中国ビジネスブログ「漢和塾の窓」

中国語や中国ビジネスに関連するテーマを、漢和塾の小川がつらつらと書き綴る・・・

苦戦・善戦・・・中国ビジネス!

2011-01-11 19:11:52 | 中国
異論反論オブジェクションと言う、故筑紫哲也氏の番組がありましたが、今日は中国に見るビジネスの勝ち組、負け組みについて、いくつか事例を分析してみたいと思います。中国に進出する企業は後を絶たない状況ですが、進出企業の総数からすると、なかなか成功確率が低いような印象を持ってしまいます。実際、あるシンクタンクの方にデータをお聞きしますと、ここ3年くらいに進出した企業は、10%も成功していないとのことでした。

まずは苦戦の原因を探ると、大きく3つの要因が考えられます。

 ①本社の市場把握、戦略の誤りによる人員配置の問題

 ②一般消費材ビジネスにおける世界企業との規模の違い

 ③中国の感性を無視したネーミングでの失敗

①については、以前のブログにも述べましたが、真水の市場がどれだけいるか?各省ごとに一つの国ぐらいの市場があり、それぞれに特性が大きく違っていることなどを理解しないまま、本社が勝手に目標設定をしてしまうケースです。当然、現場では単純に13億の市場をもとに掛け算をした目標設定が降りてきて、さらには「現地化を勧めましょう!」と言ういい加減なコンサルティングに乗せられ、まだ地力もついていない状態にも関わらず、現場にエースがいない、参謀・兵隊ともに不在の状況に陥るパターンです。

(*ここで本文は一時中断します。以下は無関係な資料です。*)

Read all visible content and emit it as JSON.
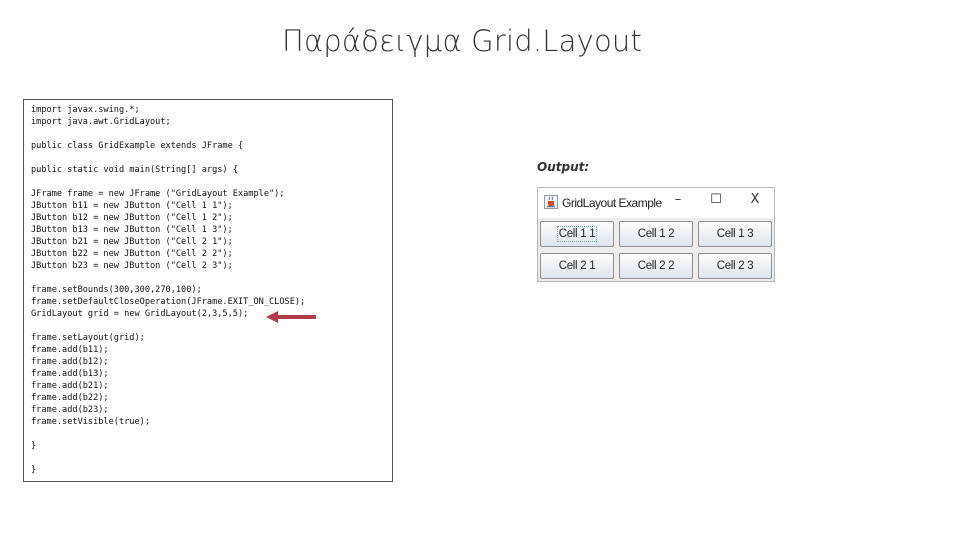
{
  "slide": {
    "title": "Παράδειγμα Grid.Layout"
  },
  "code": {
    "lines": [
      "import javax.swing.*;",
      "import java.awt.GridLayout;",
      "",
      "public class GridExample extends JFrame {",
      "",
      "public static void main(String[] args) {",
      "",
      "JFrame frame = new JFrame (\"GridLayout Example\");",
      "JButton b11 = new JButton (\"Cell 1 1\");",
      "JButton b12 = new JButton (\"Cell 1 2\");",
      "JButton b13 = new JButton (\"Cell 1 3\");",
      "JButton b21 = new JButton (\"Cell 2 1\");",
      "JButton b22 = new JButton (\"Cell 2 2\");",
      "JButton b23 = new JButton (\"Cell 2 3\");",
      "",
      "frame.setBounds(300,300,270,100);",
      "frame.setDefaultCloseOperation(JFrame.EXIT_ON_CLOSE);",
      "GridLayout grid = new GridLayout(2,3,5,5);",
      "",
      "frame.setLayout(grid);",
      "frame.add(b11);",
      "frame.add(b12);",
      "frame.add(b13);",
      "frame.add(b21);",
      "frame.add(b22);",
      "frame.add(b23);",
      "frame.setVisible(true);",
      "",
      "}",
      "",
      "}"
    ],
    "arrow_color": "#b03a48"
  },
  "output": {
    "label": "Output:",
    "window": {
      "title": "GridLayout Example",
      "minimize": "–",
      "maximize": "☐",
      "close": "X",
      "icon": "java-cup-icon"
    },
    "buttons": [
      [
        "Cell 1 1",
        "Cell 1 2",
        "Cell 1 3"
      ],
      [
        "Cell 2 1",
        "Cell 2 2",
        "Cell 2 3"
      ]
    ]
  }
}
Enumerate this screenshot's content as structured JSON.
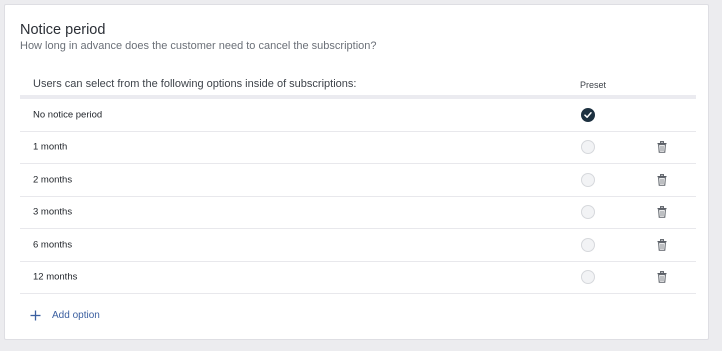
{
  "section": {
    "title": "Notice period",
    "subtitle": "How long in advance does the customer need to cancel the subscription?"
  },
  "table": {
    "header_label": "Users can select from the following options inside of subscriptions:",
    "header_preset": "Preset",
    "rows": [
      {
        "label": "No notice period",
        "preset": true,
        "deletable": false
      },
      {
        "label": "1 month",
        "preset": false,
        "deletable": true
      },
      {
        "label": "2 months",
        "preset": false,
        "deletable": true
      },
      {
        "label": "3 months",
        "preset": false,
        "deletable": true
      },
      {
        "label": "6 months",
        "preset": false,
        "deletable": true
      },
      {
        "label": "12 months",
        "preset": false,
        "deletable": true
      }
    ]
  },
  "actions": {
    "add_option_label": "Add option"
  },
  "icons": {
    "check": "check-icon",
    "trash": "trash-icon",
    "plus": "plus-icon"
  },
  "colors": {
    "accent_link": "#3b5fa0",
    "preset_selected": "#1d3140"
  }
}
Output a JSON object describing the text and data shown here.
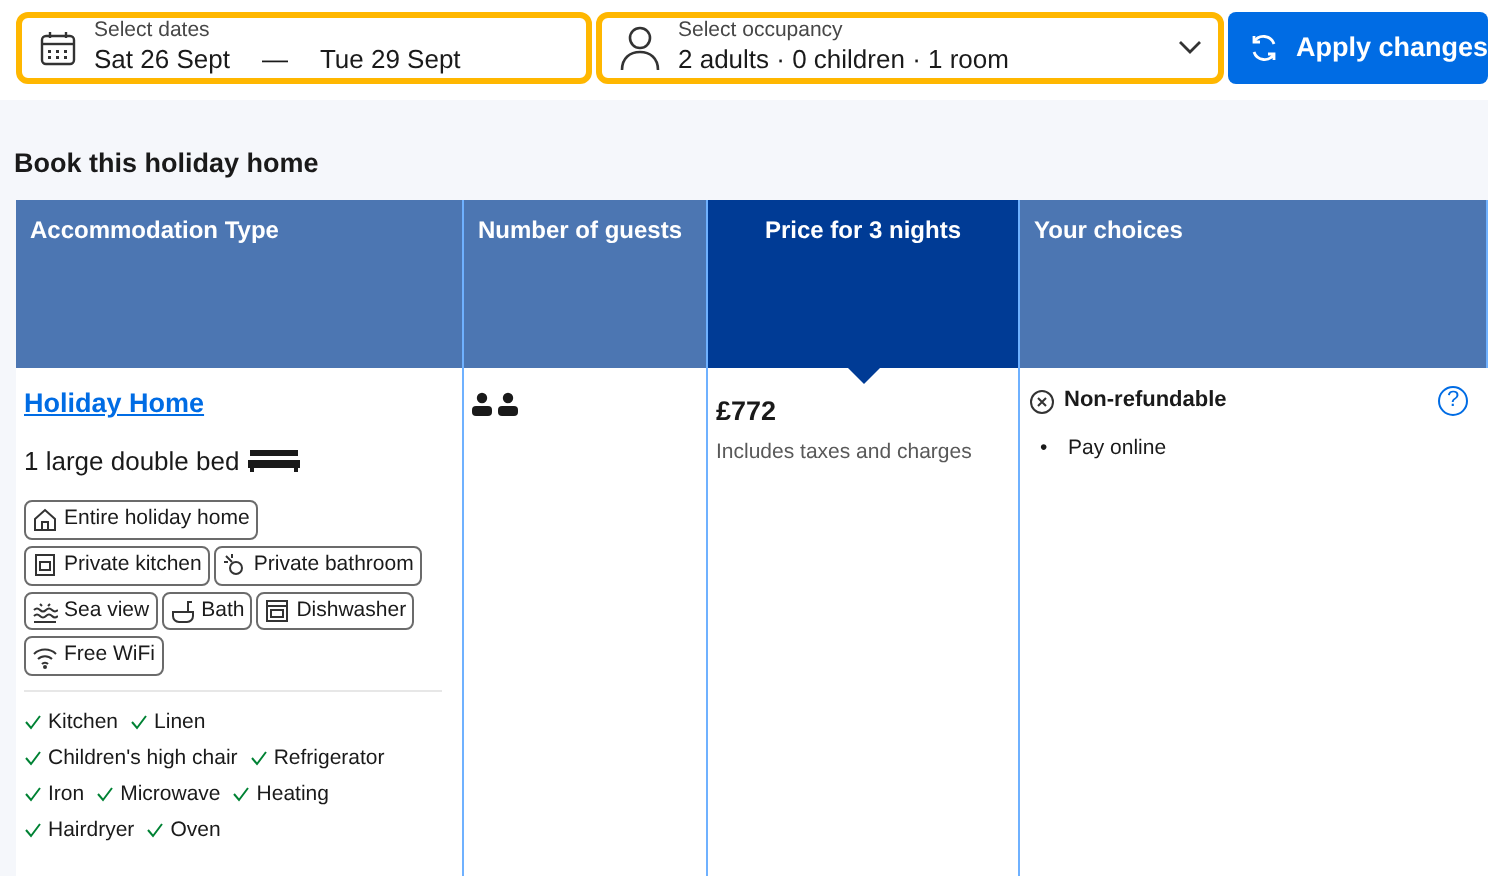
{
  "search_bar": {
    "dates": {
      "label": "Select dates",
      "check_in": "Sat 26 Sept",
      "separator": "—",
      "check_out": "Tue 29 Sept"
    },
    "occupancy": {
      "label": "Select occupancy",
      "value": "2 adults · 0 children · 1 room"
    },
    "apply_button": "Apply changes"
  },
  "section_title": "Book this holiday home",
  "table": {
    "columns": [
      {
        "label": "Accommodation Type",
        "selected": false
      },
      {
        "label": "Number of guests",
        "selected": false
      },
      {
        "label": "Price for 3 nights",
        "selected": true
      },
      {
        "label": "Your choices",
        "selected": false
      }
    ],
    "row": {
      "name": "Holiday Home",
      "bed": "1 large double bed",
      "facilities": [
        {
          "kind": "house",
          "label": "Entire holiday home"
        },
        {
          "kind": "kitchen",
          "label": "Private kitchen"
        },
        {
          "kind": "bathroom",
          "label": "Private bathroom"
        },
        {
          "kind": "sea",
          "label": "Sea view"
        },
        {
          "kind": "bath",
          "label": "Bath"
        },
        {
          "kind": "dishwasher",
          "label": "Dishwasher"
        },
        {
          "kind": "wifi",
          "label": "Free WiFi"
        }
      ],
      "amenity_lines": [
        [
          "Kitchen",
          "Linen"
        ],
        [
          "Children's high chair",
          "Refrigerator"
        ],
        [
          "Iron",
          "Microwave",
          "Heating"
        ],
        [
          "Hairdryer",
          "Oven"
        ]
      ],
      "price": "£772",
      "price_note": "Includes taxes and charges",
      "choice": "Non-refundable",
      "help": "?",
      "choice_details": [
        {
          "bullet": "•",
          "text": "Pay online"
        }
      ]
    }
  }
}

②は、食品関係で特に苦戦を強いられているケースですが、日本では超大手ブランドでも、中国では欧米系を中心にした巨大メーカーとは規模においては話にならない・・・広告費だけも二桁は額が違うのが実情で、日本のエース企業を二つ合わせても勝てないパターンです。成功事例といわれたサントリーでも、局地戦で成功した上海の伸びよりも中国全土が伸びてしまうため、全中国市場では苦戦を強いられています。

③は私の前職のように、RECRUIT(瑞可利)で浸透させてきた社名を、欧米重視の本社の考え方でRGF(艾杰飞)なる中国人には理解不能な社名に変更してしまうブランディングが苦戦の原因になる可能性もあります。

逆に、善戦している企業は、これも以前に言及した、ヤクルトのような一つの町で成功したら隣の町に進出する、いわゆる脳の神経細胞戦略的な地道な取り組みの企業です。大きな中国の一つ一つの小さな市場を意識していることに勝因がありそうな気がします。また10年以上前から本格的に取り組んでいる、技術力のある品質重視のメーカーさんは、厳しいといわれる中でもかなりの成功をおさめているようです。

そろそろ勝ち組と負け組みのパターンは顕著になってきている中で、まずは最低限の調査をして、自らの採るべき戦略を本社、現場双方の密な情報共有によって確立する。当たり前のことが結局は重要な気がします。